Ruth Klüger est une petite fille autrichienne, plus exactement viennoise, ce qui est doublement autrichien. Sa mère, autoritaire et un peu paranoïaque, et son père, médecin sans grande clientèle, ne formaient sans doute pas un couple moins névrosé que la plupart des patients du Dr Freud dans la Vienne de la fin des années 30. On connaît la suite. L’Anschluss, le voyage triomphal du Führer, l’Autriche soudain tapissée de croix gammées. Et le déchaînement de la fureur antisémite, tout de suite. Des Juifs sont lynchés dans la rue, d’autres disparaissent, d’autres encore, quand ils ont de l’argent, émigrent. Son père s’en va. En France, d’où il n’échappera pas à Auschwitz.

La petite Ruth reste avec sa mère. En quelques mois, les Juifs autrichiens n’ont plus aucun droit, ne sont plus des citoyens, et sont soumis à l’autorité de la Police, c’est-à-dire les SS. Les petits enfants juifs n’ont pas le droit d’aller au cinéma. Ruth y va quand même. Na ! Une voisine, cheftaine à bouclettes des jeunes nazillonnes du quartier, la reconnaît et l’humilie publiquement. Elle y retournera pourtant. En 1943, la population juive de Vienne n’est plus qu’un fantôme exsangue. Quatre-vingt dix pour cent de ses membres ont disparu, la plupart dans ces fameux convois qui vont vers l’Est. Dès l’âge de douze ans, Ruth pressent que derrière tous les euphémismes employés par les grandes personnes pour évoquer ces disparitions, « réinstallation » « déplacement administratif » « colonies de travail » se dissimule une insoutenable vérité : la mort des Juifs.

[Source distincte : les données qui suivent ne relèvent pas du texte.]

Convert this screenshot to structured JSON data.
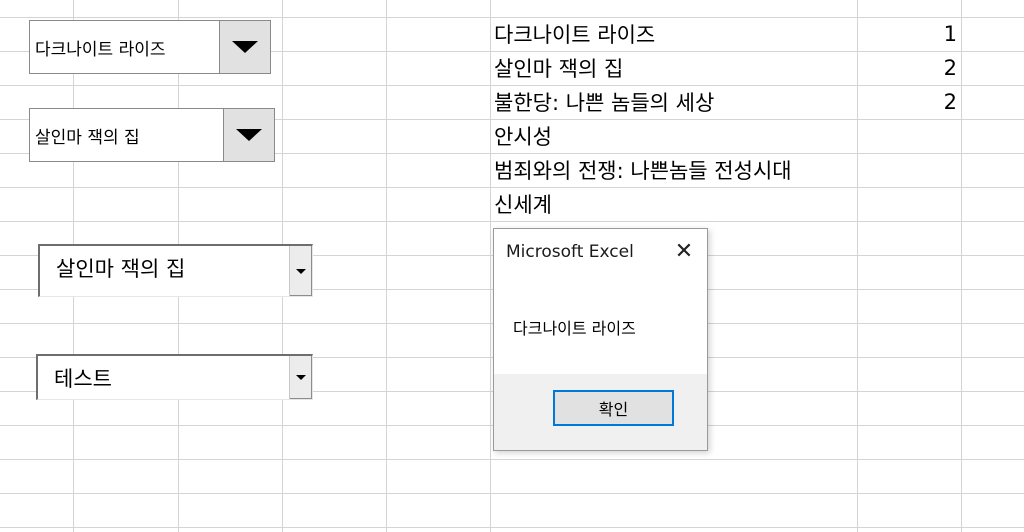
{
  "form_controls": [
    {
      "value": "다크나이트 라이즈"
    },
    {
      "value": "살인마 잭의 집"
    }
  ],
  "activex_controls": [
    {
      "value": "살인마 잭의 집"
    },
    {
      "value": "테스트"
    }
  ],
  "sheet": {
    "rows": [
      {
        "title": "다크나이트 라이즈",
        "count": "1"
      },
      {
        "title": "살인마 잭의 집",
        "count": "2"
      },
      {
        "title": "불한당: 나쁜 놈들의 세상",
        "count": "2"
      },
      {
        "title": "안시성",
        "count": ""
      },
      {
        "title": "범죄와의 전쟁: 나쁜놈들 전성시대",
        "count": ""
      },
      {
        "title": "신세계",
        "count": ""
      }
    ]
  },
  "dialog": {
    "title": "Microsoft Excel",
    "close_glyph": "✕",
    "message": "다크나이트 라이즈",
    "ok_label": "확인"
  },
  "icons": {
    "dropdown": "chevron-down-icon",
    "close": "close-icon"
  },
  "colors": {
    "gridline": "#d4d4d4",
    "button_face": "#e1e1e1",
    "ok_focus_border": "#0078d7",
    "dialog_footer": "#f0f0f0"
  }
}
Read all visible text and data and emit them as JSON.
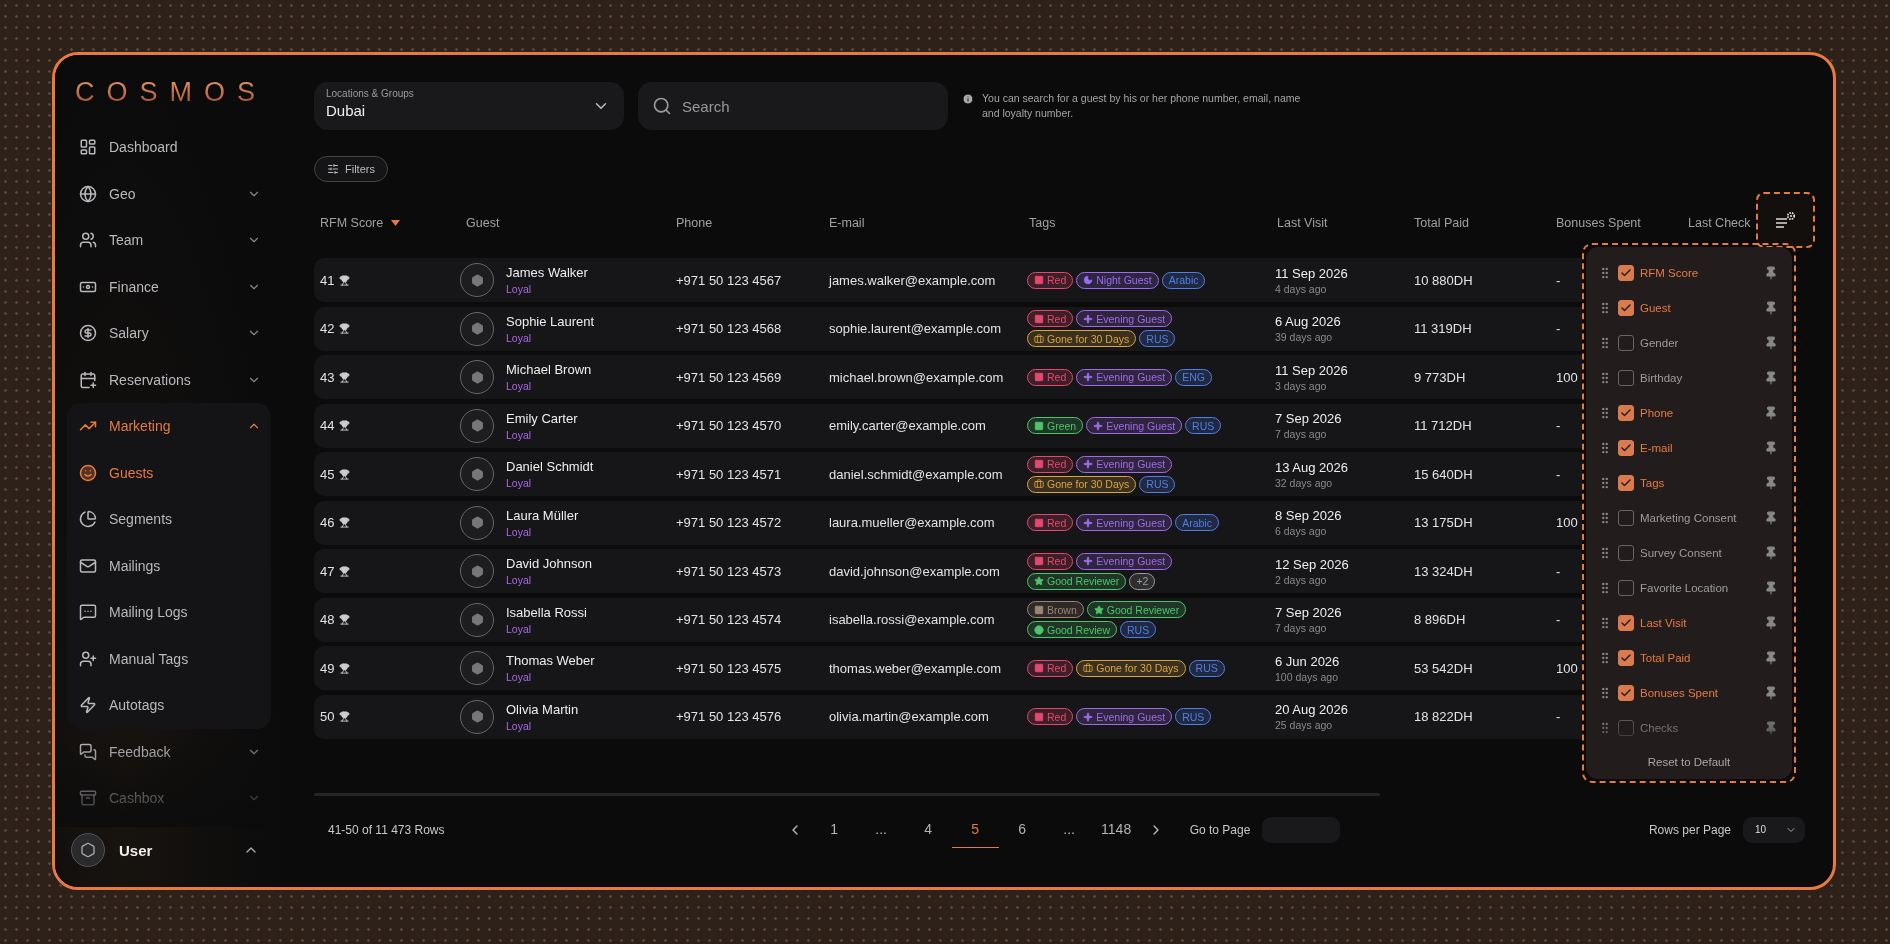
{
  "logo": "COSMOS",
  "nav": [
    {
      "label": "Dashboard",
      "selected": false
    },
    {
      "label": "Geo",
      "selected": false,
      "expanded": false
    },
    {
      "label": "Team",
      "selected": false,
      "expanded": false
    },
    {
      "label": "Finance",
      "selected": false,
      "expanded": false
    },
    {
      "label": "Salary",
      "selected": false,
      "expanded": false
    },
    {
      "label": "Reservations",
      "selected": false,
      "expanded": false
    },
    {
      "label": "Marketing",
      "selected": true,
      "expanded": true,
      "children": [
        {
          "label": "Guests",
          "selected": true
        },
        {
          "label": "Segments",
          "selected": false
        },
        {
          "label": "Mailings",
          "selected": false
        },
        {
          "label": "Mailing Logs",
          "selected": false
        },
        {
          "label": "Manual Tags",
          "selected": false
        },
        {
          "label": "Autotags",
          "selected": false
        }
      ]
    },
    {
      "label": "Feedback",
      "selected": false,
      "expanded": false
    },
    {
      "label": "Cashbox",
      "selected": false,
      "expanded": false
    }
  ],
  "user": {
    "name": "User",
    "expanded": true
  },
  "location": {
    "label": "Locations & Groups",
    "value": "Dubai"
  },
  "search": {
    "placeholder": "Search",
    "hint": "You can search for a guest by his or her phone number, email, name and loyalty number."
  },
  "filters_button": "Filters",
  "table": {
    "columns": [
      {
        "label": "RFM Score",
        "sorted": true
      },
      {
        "label": "Guest",
        "sorted": false
      },
      {
        "label": "Phone",
        "sorted": false
      },
      {
        "label": "E-mail",
        "sorted": false
      },
      {
        "label": "Tags",
        "sorted": false
      },
      {
        "label": "Last Visit",
        "sorted": false
      },
      {
        "label": "Total Paid",
        "sorted": false
      },
      {
        "label": "Bonuses Spent",
        "sorted": false
      },
      {
        "label": "Last Check",
        "sorted": false
      }
    ],
    "rows": [
      {
        "score": "41",
        "name": "James Walker",
        "status": "Loyal",
        "phone": "+971 50 123 4567",
        "email": "james.walker@example.com",
        "tags": [
          {
            "label": "Red",
            "kind": "label",
            "color": "#e5486e"
          },
          {
            "label": "Night Guest",
            "kind": "night",
            "color": "#9b6cf0"
          },
          {
            "label": "Arabic",
            "kind": "language",
            "color": "#4f7fe8"
          }
        ],
        "last_visit": "11 Sep 2026",
        "ago": "4 days ago",
        "total_paid": "10 880DH",
        "bonuses": "-"
      },
      {
        "score": "42",
        "name": "Sophie Laurent",
        "status": "Loyal",
        "phone": "+971 50 123 4568",
        "email": "sophie.laurent@example.com",
        "tags": [
          {
            "label": "Red",
            "kind": "label",
            "color": "#e5486e"
          },
          {
            "label": "Evening Guest",
            "kind": "evening",
            "color": "#a06ae8"
          },
          {
            "label": "Gone for 30 Days",
            "kind": "absence",
            "color": "#d9a441"
          },
          {
            "label": "RUS",
            "kind": "language",
            "color": "#4f7fe8"
          }
        ],
        "last_visit": "6 Aug 2026",
        "ago": "39 days ago",
        "total_paid": "11 319DH",
        "bonuses": "-"
      },
      {
        "score": "43",
        "name": "Michael Brown",
        "status": "Loyal",
        "phone": "+971 50 123 4569",
        "email": "michael.brown@example.com",
        "tags": [
          {
            "label": "Red",
            "kind": "label",
            "color": "#e5486e"
          },
          {
            "label": "Evening Guest",
            "kind": "evening",
            "color": "#a06ae8"
          },
          {
            "label": "ENG",
            "kind": "language",
            "color": "#4f7fe8"
          }
        ],
        "last_visit": "11 Sep 2026",
        "ago": "3 days ago",
        "total_paid": "9 773DH",
        "bonuses": "100"
      },
      {
        "score": "44",
        "name": "Emily Carter",
        "status": "Loyal",
        "phone": "+971 50 123 4570",
        "email": "emily.carter@example.com",
        "tags": [
          {
            "label": "Green",
            "kind": "label",
            "color": "#4cc46a"
          },
          {
            "label": "Evening Guest",
            "kind": "evening",
            "color": "#a06ae8"
          },
          {
            "label": "RUS",
            "kind": "language",
            "color": "#4f7fe8"
          }
        ],
        "last_visit": "7 Sep 2026",
        "ago": "7 days ago",
        "total_paid": "11 712DH",
        "bonuses": "-"
      },
      {
        "score": "45",
        "name": "Daniel Schmidt",
        "status": "Loyal",
        "phone": "+971 50 123 4571",
        "email": "daniel.schmidt@example.com",
        "tags": [
          {
            "label": "Red",
            "kind": "label",
            "color": "#e5486e"
          },
          {
            "label": "Evening Guest",
            "kind": "evening",
            "color": "#a06ae8"
          },
          {
            "label": "Gone for 30 Days",
            "kind": "absence",
            "color": "#d9a441"
          },
          {
            "label": "RUS",
            "kind": "language",
            "color": "#4f7fe8"
          }
        ],
        "last_visit": "13 Aug 2026",
        "ago": "32 days ago",
        "total_paid": "15 640DH",
        "bonuses": "-"
      },
      {
        "score": "46",
        "name": "Laura Müller",
        "status": "Loyal",
        "phone": "+971 50 123 4572",
        "email": "laura.mueller@example.com",
        "tags": [
          {
            "label": "Red",
            "kind": "label",
            "color": "#e5486e"
          },
          {
            "label": "Evening Guest",
            "kind": "evening",
            "color": "#a06ae8"
          },
          {
            "label": "Arabic",
            "kind": "language",
            "color": "#4f7fe8"
          }
        ],
        "last_visit": "8 Sep 2026",
        "ago": "6 days ago",
        "total_paid": "13 175DH",
        "bonuses": "100"
      },
      {
        "score": "47",
        "name": "David Johnson",
        "status": "Loyal",
        "phone": "+971 50 123 4573",
        "email": "david.johnson@example.com",
        "tags": [
          {
            "label": "Red",
            "kind": "label",
            "color": "#e5486e"
          },
          {
            "label": "Evening Guest",
            "kind": "evening",
            "color": "#a06ae8"
          },
          {
            "label": "Good Reviewer",
            "kind": "reviewer",
            "color": "#4cc46a"
          },
          {
            "label": "+2",
            "kind": "more",
            "color": "#9a9a9a"
          }
        ],
        "last_visit": "12 Sep 2026",
        "ago": "2 days ago",
        "total_paid": "13 324DH",
        "bonuses": "-"
      },
      {
        "score": "48",
        "name": "Isabella Rossi",
        "status": "Loyal",
        "phone": "+971 50 123 4574",
        "email": "isabella.rossi@example.com",
        "tags": [
          {
            "label": "Brown",
            "kind": "label",
            "color": "#9a8672"
          },
          {
            "label": "Good Reviewer",
            "kind": "reviewer",
            "color": "#4cc46a"
          },
          {
            "label": "Good Review",
            "kind": "review",
            "color": "#4cc46a"
          },
          {
            "label": "RUS",
            "kind": "language",
            "color": "#4f7fe8"
          }
        ],
        "last_visit": "7 Sep 2026",
        "ago": "7 days ago",
        "total_paid": "8 896DH",
        "bonuses": "-"
      },
      {
        "score": "49",
        "name": "Thomas Weber",
        "status": "Loyal",
        "phone": "+971 50 123 4575",
        "email": "thomas.weber@example.com",
        "tags": [
          {
            "label": "Red",
            "kind": "label",
            "color": "#e5486e"
          },
          {
            "label": "Gone for 30 Days",
            "kind": "absence",
            "color": "#d9a441"
          },
          {
            "label": "RUS",
            "kind": "language",
            "color": "#4f7fe8"
          }
        ],
        "last_visit": "6 Jun 2026",
        "ago": "100 days ago",
        "total_paid": "53 542DH",
        "bonuses": "100"
      },
      {
        "score": "50",
        "name": "Olivia Martin",
        "status": "Loyal",
        "phone": "+971 50 123 4576",
        "email": "olivia.martin@example.com",
        "tags": [
          {
            "label": "Red",
            "kind": "label",
            "color": "#e5486e"
          },
          {
            "label": "Evening Guest",
            "kind": "evening",
            "color": "#a06ae8"
          },
          {
            "label": "RUS",
            "kind": "language",
            "color": "#4f7fe8"
          }
        ],
        "last_visit": "20 Aug 2026",
        "ago": "25 days ago",
        "total_paid": "18 822DH",
        "bonuses": "-"
      }
    ]
  },
  "column_menu": {
    "items": [
      {
        "label": "RFM Score",
        "checked": true
      },
      {
        "label": "Guest",
        "checked": true
      },
      {
        "label": "Gender",
        "checked": false
      },
      {
        "label": "Birthday",
        "checked": false
      },
      {
        "label": "Phone",
        "checked": true
      },
      {
        "label": "E-mail",
        "checked": true
      },
      {
        "label": "Tags",
        "checked": true
      },
      {
        "label": "Marketing Consent",
        "checked": false
      },
      {
        "label": "Survey Consent",
        "checked": false
      },
      {
        "label": "Favorite Location",
        "checked": false
      },
      {
        "label": "Last Visit",
        "checked": true
      },
      {
        "label": "Total Paid",
        "checked": true
      },
      {
        "label": "Bonuses Spent",
        "checked": true
      },
      {
        "label": "Checks",
        "checked": false
      }
    ],
    "reset": "Reset to Default"
  },
  "footer": {
    "range": "41-50 of 11 473 Rows",
    "pages": [
      {
        "label": "1",
        "selected": false
      },
      {
        "label": "...",
        "selected": false
      },
      {
        "label": "4",
        "selected": false
      },
      {
        "label": "5",
        "selected": true
      },
      {
        "label": "6",
        "selected": false
      },
      {
        "label": "...",
        "selected": false
      },
      {
        "label": "1148",
        "selected": false
      }
    ],
    "go_to_page": "Go to Page",
    "rows_per_page": "Rows per Page",
    "rows_value": "10"
  }
}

Au milieu de l’année 43, Ruth et sa mère sont déportées au camp de transit de Theresienstadt, en Tchécoslovaquie. Une sorte de révisionnisme sournois voudrait que le camp de Theresienstadt ait été, au moins en partie, ce que les nazis en avaient montré dans leurs films de propagande, une sorte de colonie de vacances pour privilégiés juifs, au régime plutôt agréable. Mensonge. Terezin (comme l'appelaient les tchèques) était avant tout un camp de transit, un sas entre la déportation et les camps de la mort. Sur plus de 300 000 personnes qui y sont passées, à peine 20 000 ont survécu. Terezin, c’était aussi, nous rappelle la petite fillette de douze ans, 150 000 captifs sur 2,2 Km2. Une concentration insupportable, toujours du monde partout, dans les rues, dans les chambres, dans les pièces communes, partout des hommes, des femmes, des enfants, des vieillards, essayant de s’organiser pour ne pas devenir fous de promiscuité, d’ennui, de désespoir. La petite Ruth fait partie de ceux qui s’organisent. Dans son dortoir de filles (trente filles dans douze mètres carrés) avec les militantes sionistes. Dans les ruelles et les corridors du ghetto (car Terezin était un ghetto) en prenant clandestinement des leçons de classe avec des professeurs de fortune. Dangereux : la possession d’un livre était un crime à Terezin. Elle a faim. Tout le temps faim. Et souvent froid. Une année d’enfance à Terezin. La sienne.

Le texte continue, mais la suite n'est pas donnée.